Investors Being Dealt A Losing Hand, Everyday
By: Brendan Magee
Everybody knows the odds are in the casino’s favor not the gamblers. The gaming industry, though, goes to extraordinary lengths to create the illusion that the gambler has more than a reasonable chance of winning and winning big. Huge billboard ads display winners holding up huge checks. Television commercials show winners telling you how good it felt to win big. However, we know those casinos aren’t losing money, the gamblers are.
Just like the casino, the investment industry goes to great lengths and expense to create the illusion that investors aren’t playing a loser’s game. Every mutual fund company and every brokerage firm proudly promotes the huge rates of returns that their investment products generate. All you have to do to get your share is invest in their services and products.
So, what are the services these brokerage houses make available to you? One, they identify good stocks to invest in, they can tell you when’s the right time to be in or out of the stock market. They can even help you to identify who the most brilliant fund managers are. Sounds like a great deal, but in actuality it’s a losing hand and the investment industry already knows it. They just hope you never find out.

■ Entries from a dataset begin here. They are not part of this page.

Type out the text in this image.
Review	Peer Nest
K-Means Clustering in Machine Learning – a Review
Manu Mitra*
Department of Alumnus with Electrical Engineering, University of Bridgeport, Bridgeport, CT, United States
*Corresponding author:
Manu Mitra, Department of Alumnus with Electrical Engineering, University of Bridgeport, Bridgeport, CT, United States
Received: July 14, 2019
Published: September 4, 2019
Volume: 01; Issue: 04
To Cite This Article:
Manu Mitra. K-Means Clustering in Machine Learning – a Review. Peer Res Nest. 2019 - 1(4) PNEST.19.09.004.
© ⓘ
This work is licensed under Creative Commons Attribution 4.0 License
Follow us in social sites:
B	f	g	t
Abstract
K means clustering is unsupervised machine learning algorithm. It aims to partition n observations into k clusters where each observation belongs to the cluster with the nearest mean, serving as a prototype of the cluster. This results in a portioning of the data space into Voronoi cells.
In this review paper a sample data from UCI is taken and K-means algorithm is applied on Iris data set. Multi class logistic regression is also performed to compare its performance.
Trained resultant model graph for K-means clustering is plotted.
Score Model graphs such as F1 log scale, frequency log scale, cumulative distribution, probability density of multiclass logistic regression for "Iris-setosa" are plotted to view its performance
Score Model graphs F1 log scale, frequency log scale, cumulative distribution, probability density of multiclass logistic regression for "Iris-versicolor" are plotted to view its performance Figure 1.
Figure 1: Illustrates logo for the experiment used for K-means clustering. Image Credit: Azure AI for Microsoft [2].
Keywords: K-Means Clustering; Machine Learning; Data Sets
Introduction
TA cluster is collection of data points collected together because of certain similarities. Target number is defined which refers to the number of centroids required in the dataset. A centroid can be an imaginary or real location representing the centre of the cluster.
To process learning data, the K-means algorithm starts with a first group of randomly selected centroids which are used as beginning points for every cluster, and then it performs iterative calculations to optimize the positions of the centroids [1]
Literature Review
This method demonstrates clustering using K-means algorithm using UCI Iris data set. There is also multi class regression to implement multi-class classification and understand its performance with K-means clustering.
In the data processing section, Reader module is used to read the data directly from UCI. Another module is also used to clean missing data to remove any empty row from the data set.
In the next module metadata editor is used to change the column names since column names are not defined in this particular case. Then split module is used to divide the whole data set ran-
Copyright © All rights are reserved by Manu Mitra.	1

In order for someone to be successful with stock picking, market timing, and track record investing, they have to have the ability to consistently, reliably predict the future. Everything that is knowable and predictable about the market has already been factored into the market and market prices. Markets change on new and unknowable information which only takes place in the future. This is the illusion the investment industry goes to great lengths to hide. That somehow, some way they have the ability to see into the future and know how things will go. You and I both know that no one can reliably and predictably predict the future. If they can, they aren’t going to do it for.
This is no secret. It's actually knowledge that has been around for a while. The 1990 Prudent Investor Law states, "Forecasting and analysis in an attempt to separate the winners from the losers is deemed wasteful."
So, when investors make investment decisions based on an analysis, a track record, or any type of recommendation they are not investing, rather they are gambling and speculating with their money. This blind spot is one of the reasons investors have historically underperformed. *Since 1991, the average stock mutual fund investor's annualized return has been 6.24% as compared to the S&P 500 which did an annualized 10.70%. In other words, investors have needlessly forfeited forty percent of the returns that have been available to them. Every day, investors and their families live with the consequences of playing a losing hand. The investment industry hopes you never find out the game they have you playing.
Now the only way to start playing a better hand is to start asking a completely different set of questions, the two most important being:
1.What is your true purpose for money?
2. How do markets actually work?
Answer those two questions and you will be playing a completely different hand!